In order to keep the attractive design of the site and at the same time be found by search engines (I guess it is a dilemma for more people) I have the information that spiders scip external javascript files. Does the same apply to external stylesheets?

This is my last try to calculate the risk, before I confront my client with the fact of redesign.

Mohamed_E

4:32 pm on Mar 29, 2003 (gmt 0)

WebmasterWorld Senior Member 10+ Year Member



Spiders do not currently read stylesheets.

Before you get too excited with this, remember two things:

1. Software changes, one day a new and improved spider may read all your hidden stylesheets.
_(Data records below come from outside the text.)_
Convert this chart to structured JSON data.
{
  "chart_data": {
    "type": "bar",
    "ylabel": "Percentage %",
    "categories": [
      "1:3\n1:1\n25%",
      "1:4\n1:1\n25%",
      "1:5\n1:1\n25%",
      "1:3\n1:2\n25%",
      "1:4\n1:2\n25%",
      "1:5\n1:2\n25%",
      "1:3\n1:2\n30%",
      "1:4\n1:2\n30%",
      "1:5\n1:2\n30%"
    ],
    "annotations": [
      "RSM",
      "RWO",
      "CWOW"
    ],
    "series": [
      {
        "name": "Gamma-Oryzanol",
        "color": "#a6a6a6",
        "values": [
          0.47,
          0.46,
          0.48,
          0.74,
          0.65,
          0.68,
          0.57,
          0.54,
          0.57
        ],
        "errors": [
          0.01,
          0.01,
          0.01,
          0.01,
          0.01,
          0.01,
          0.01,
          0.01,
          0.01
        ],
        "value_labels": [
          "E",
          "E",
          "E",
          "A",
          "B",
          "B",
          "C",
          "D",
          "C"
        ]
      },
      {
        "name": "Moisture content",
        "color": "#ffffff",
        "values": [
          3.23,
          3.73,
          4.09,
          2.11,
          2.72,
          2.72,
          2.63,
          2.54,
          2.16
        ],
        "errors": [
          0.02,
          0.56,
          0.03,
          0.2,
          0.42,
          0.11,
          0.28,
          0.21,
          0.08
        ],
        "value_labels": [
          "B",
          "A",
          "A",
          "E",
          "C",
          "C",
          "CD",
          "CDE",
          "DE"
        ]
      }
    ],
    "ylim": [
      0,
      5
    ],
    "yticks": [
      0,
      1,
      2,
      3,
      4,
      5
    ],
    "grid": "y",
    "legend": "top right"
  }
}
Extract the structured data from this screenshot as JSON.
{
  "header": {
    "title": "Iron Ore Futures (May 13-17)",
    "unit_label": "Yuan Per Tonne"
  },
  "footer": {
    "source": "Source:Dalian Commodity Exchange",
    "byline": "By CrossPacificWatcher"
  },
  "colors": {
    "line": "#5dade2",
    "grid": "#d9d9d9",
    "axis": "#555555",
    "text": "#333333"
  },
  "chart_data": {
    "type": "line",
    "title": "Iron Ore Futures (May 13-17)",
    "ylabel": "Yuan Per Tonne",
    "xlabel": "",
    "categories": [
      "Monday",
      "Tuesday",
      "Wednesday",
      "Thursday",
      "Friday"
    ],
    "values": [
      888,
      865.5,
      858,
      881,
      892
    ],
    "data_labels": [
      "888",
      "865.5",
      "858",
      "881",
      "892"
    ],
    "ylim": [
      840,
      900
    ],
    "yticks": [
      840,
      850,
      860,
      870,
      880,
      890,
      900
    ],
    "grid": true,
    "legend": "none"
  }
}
2. Humans (i.e. your competitors) currently are perfectly capable of reading stylesheets and turning you in to the spam police.

robjones

5:00 pm on Mar 29, 2003 (gmt 0)

10+ Year Member



In my case though, I'm not trying to spam, it's just the way I have the page layed out that the user can choose what content they wish to view. The hidden divs are a legitimate part of the layout so I'd dispute anyone who reported me for spam, I'm just wondering if the spiders would see style="display: none;" in the tag and penalise you, or are they sophisticated enough to see the behaviour in a link that makes the div visible?

Oaf357

4:44 am on Apr 1, 2003 (gmt 0)

10+ Year Member



I've done quite a bit of research on ways to improve rankings using "hidden" objects on pages. Guess what, none of them work for long. If you get in a better position because of them you probably won't be there very long.